Published 9:42 am Monday, October 24, 2016

By MACKENZIE HOWE

Danville High School

As a first-time voter, I feel let down by my nation. With the presidential election of 2016 just a month away, I find myself disappointed in the potential outcomes.

Mackenzie Howe

Mackenzie Howe

Despite my reservations with both major-party candidates, I am choosing to vote against candidate Donald Trump.
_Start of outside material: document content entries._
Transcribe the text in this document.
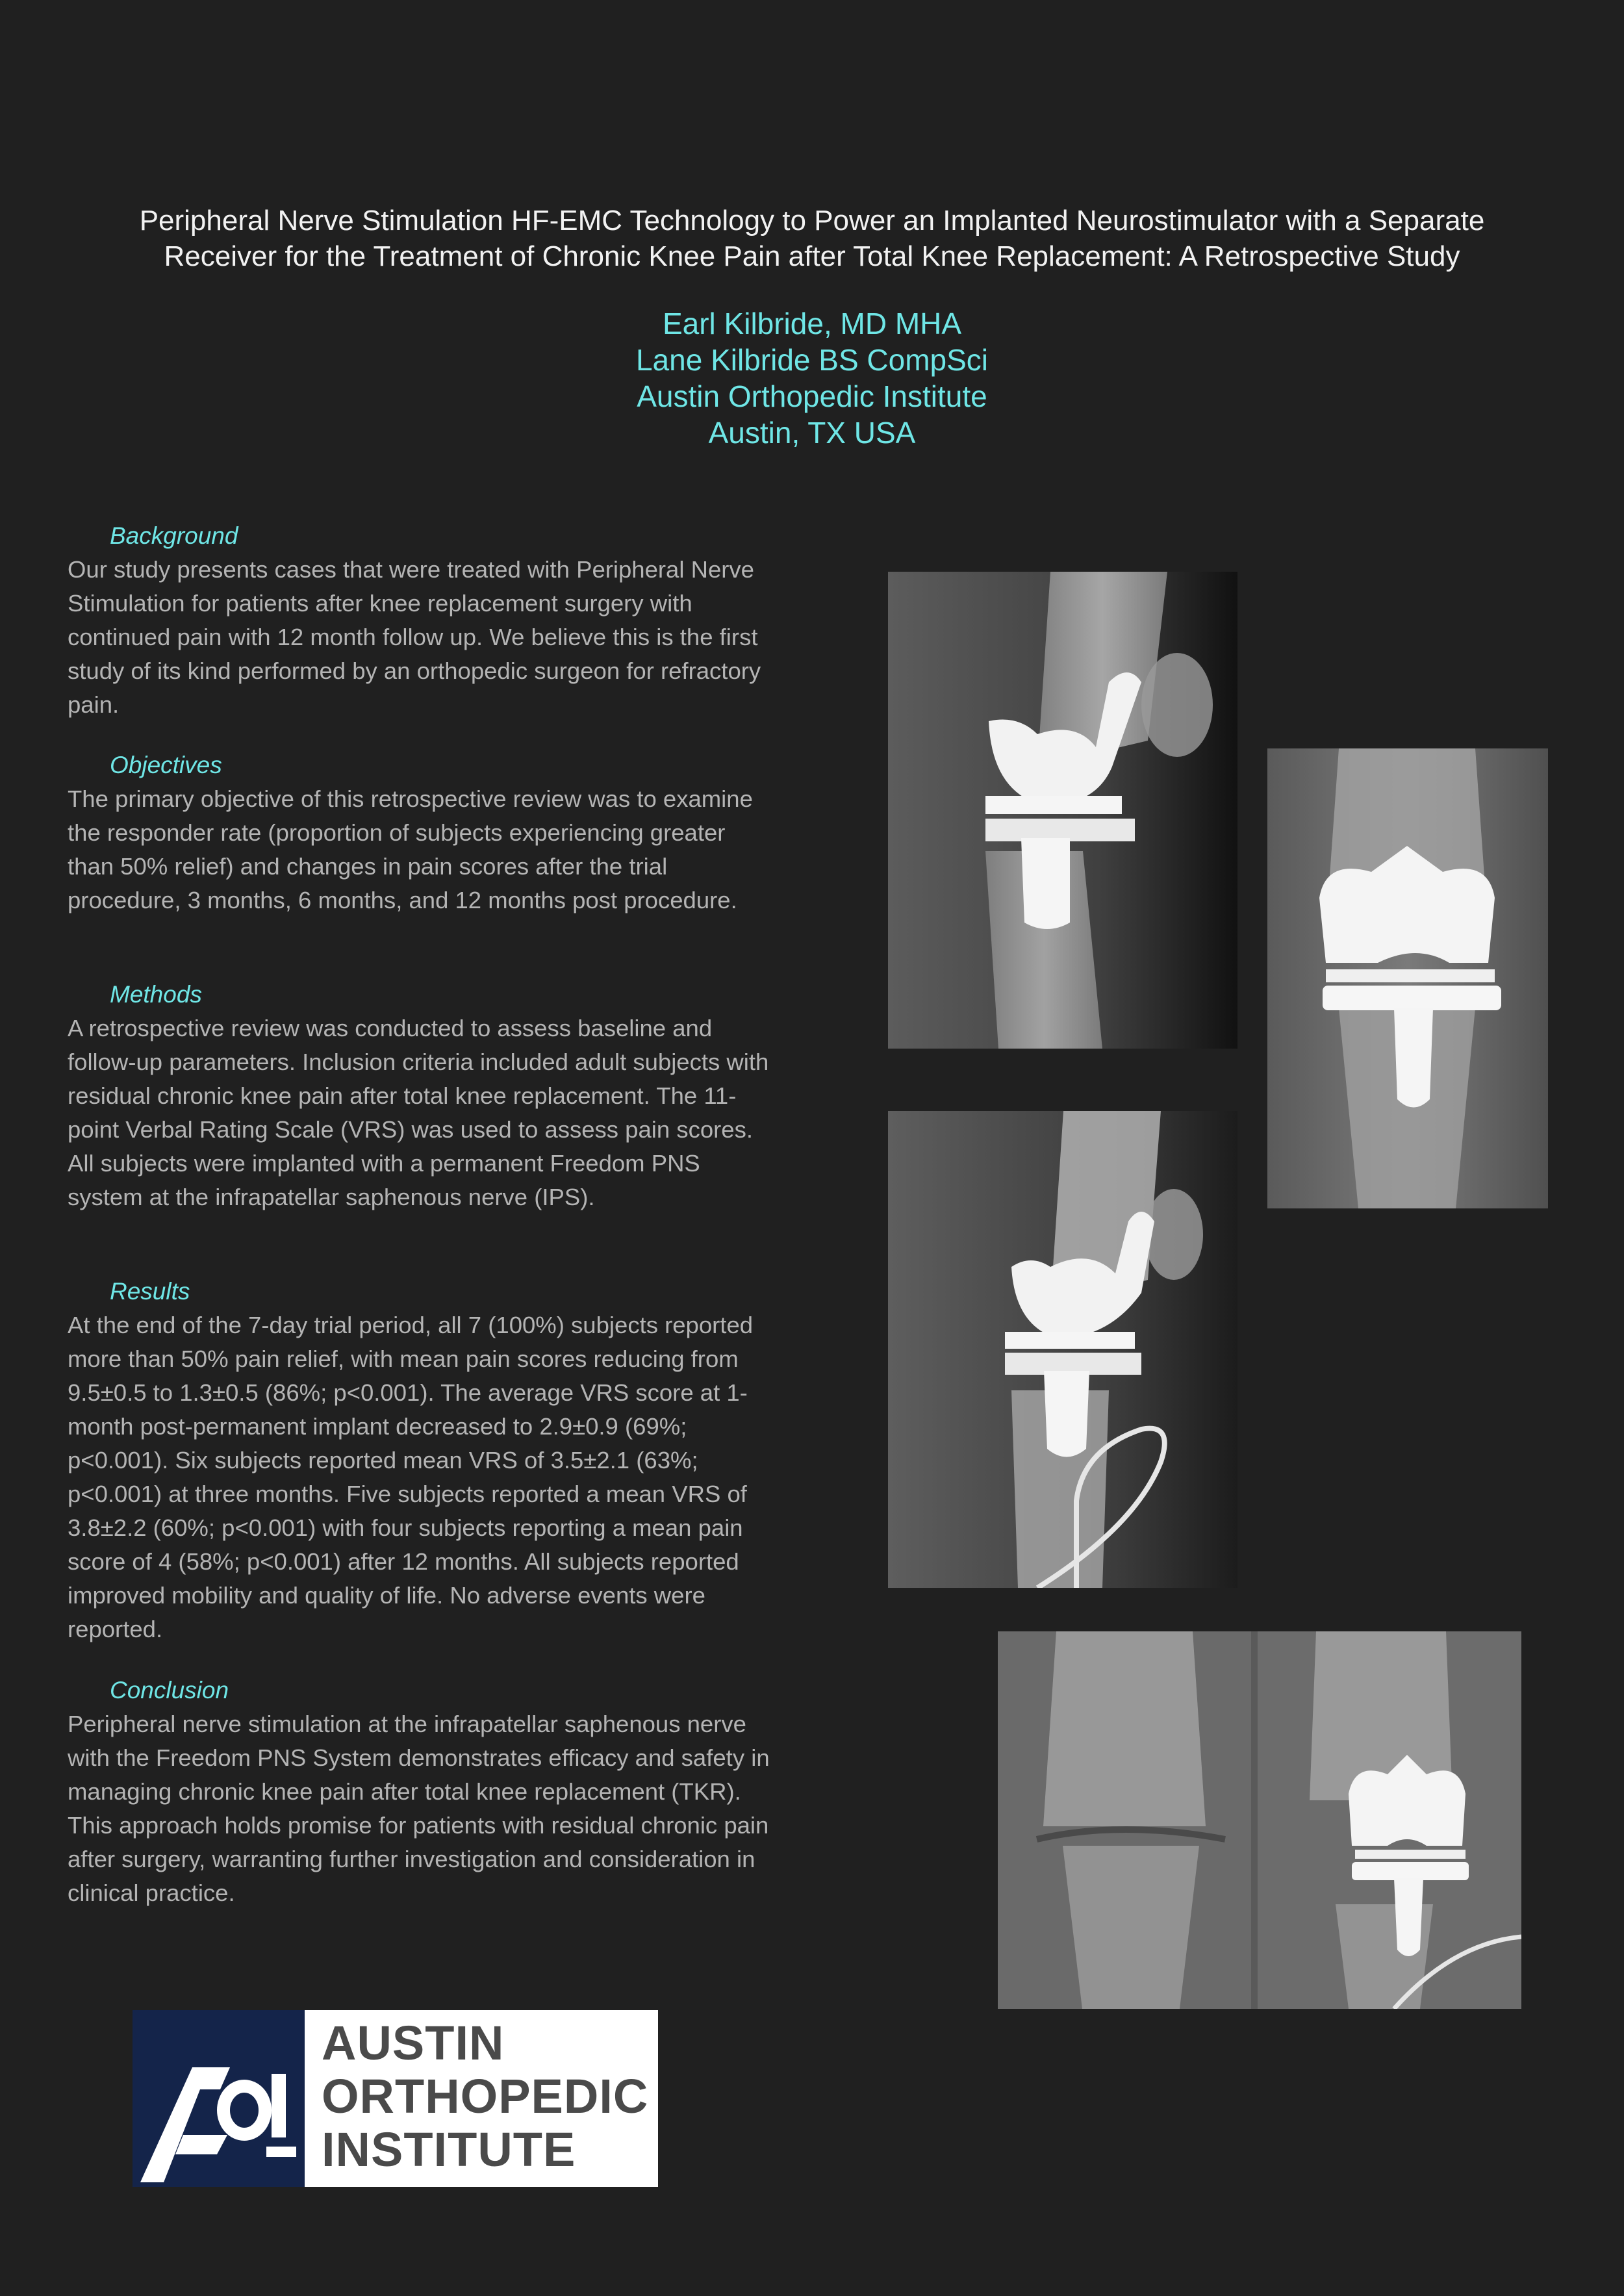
Peripheral Nerve Stimulation HF-EMC Technology to Power an Implanted Neurostimulator with a Separate
Receiver for the Treatment of Chronic Knee Pain after Total Knee Replacement: A Retrospective Study
Earl Kilbride, MD MHA
Lane Kilbride BS CompSci
Austin Orthopedic Institute
Austin, TX USA
Background

Our study presents cases that were treated with Peripheral Nerve Stimulation for patients after knee replacement surgery with continued pain with 12 month follow up. We believe this is the first study of its kind performed by an orthopedic surgeon for refractory pain.

Objectives

The primary objective of this retrospective review was to examine the responder rate (proportion of subjects experiencing greater than 50% relief) and changes in pain scores after the trial procedure, 3 months, 6 months, and 12 months post procedure.

Methods

A retrospective review was conducted to assess baseline and follow-up parameters. Inclusion criteria included adult subjects with residual chronic knee pain after total knee replacement. The 11-point Verbal Rating Scale (VRS) was used to assess pain scores. All subjects were implanted with a permanent Freedom PNS system at the infrapatellar saphenous nerve (IPS).

Results

At the end of the 7-day trial period, all 7 (100%) subjects reported more than 50% pain relief, with mean pain scores reducing from 9.5±0.5 to 1.3±0.5 (86%; p<0.001). The average VRS score at 1-month post-permanent implant decreased to 2.9±0.9 (69%; p<0.001). Six subjects reported mean VRS of 3.5±2.1 (63%; p<0.001) at three months. Five subjects reported a mean VRS of 3.8±2.2 (60%; p<0.001) with four subjects reporting a mean pain score of 4 (58%; p<0.001) after 12 months. All subjects reported improved mobility and quality of life. No adverse events were reported.

Conclusion

Peripheral nerve stimulation at the infrapatellar saphenous nerve with the Freedom PNS System demonstrates efficacy and safety in managing chronic knee pain after total knee replacement (TKR). This approach holds promise for patients with residual chronic pain after surgery, warranting further investigation and consideration in clinical practice.

AUSTIN
ORTHOPEDIC
INSTITUTE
As a student, teacher’s daughter and lover of learning, I am fiercely interested in educational policy. According to the Pew Research Center, American students ranked 35th out of 64 nations in mathematics and 27th in science on the most recent Program for International Student Assessment. Thousands of public school districts are forced to endure insufficient funding, outdated facilities, underqualified teachers and low graduation rates. Donald Trump proposes investing $20 billion towards school choice, which would allow students to attend private or charter schools despite their circumstances. That sounds awesome, but this plan would completely demolish the public school system in the U.S. and would distract from the real issues in education. Private and charter schools are less likely to advocate for impoverished students or children with learning or behavior difficulties. Mr. Trump’s desire to give “every inner city student in America trapped in a failing school system the freedom to attend the school of their choice” sounds nice, but it’s not a viable option.

In contrast, Secretary Clinton wants to improve the current school system, targeting the real issues including poverty, outdated training for teachers and buildings that are unproductive for learning. Her proposal aims to “launch a national campaign to modernize and elevate the profession of teaching” by better preparing teachers and paying them an appropriate salary, providing states funding to upgrade their computer science programs to prepare students for jobs, building onto the Build America Bonds program to upgrade school buildings and using funding to take down the school-to-prison pipeline. Instead of tearing down public schools, Mrs. Clinton offers a realistic plan to improve the way they operate by empowering teachers, communities and students.

While I agree with both candidates that the public school system is diseased, I do not support Donald Trump’s idea to enforce school choice because it will not solve any issues that are consistently pushing American students lower in international rankings. I admire Hillary Clinton’s devotion to improving America’s schools and focusing on the causes of their flaws. I find that both candidates reveal disappointing character, but it is clear that Mr. Trump is not prepared to fulfil his slogan to “make America great again.”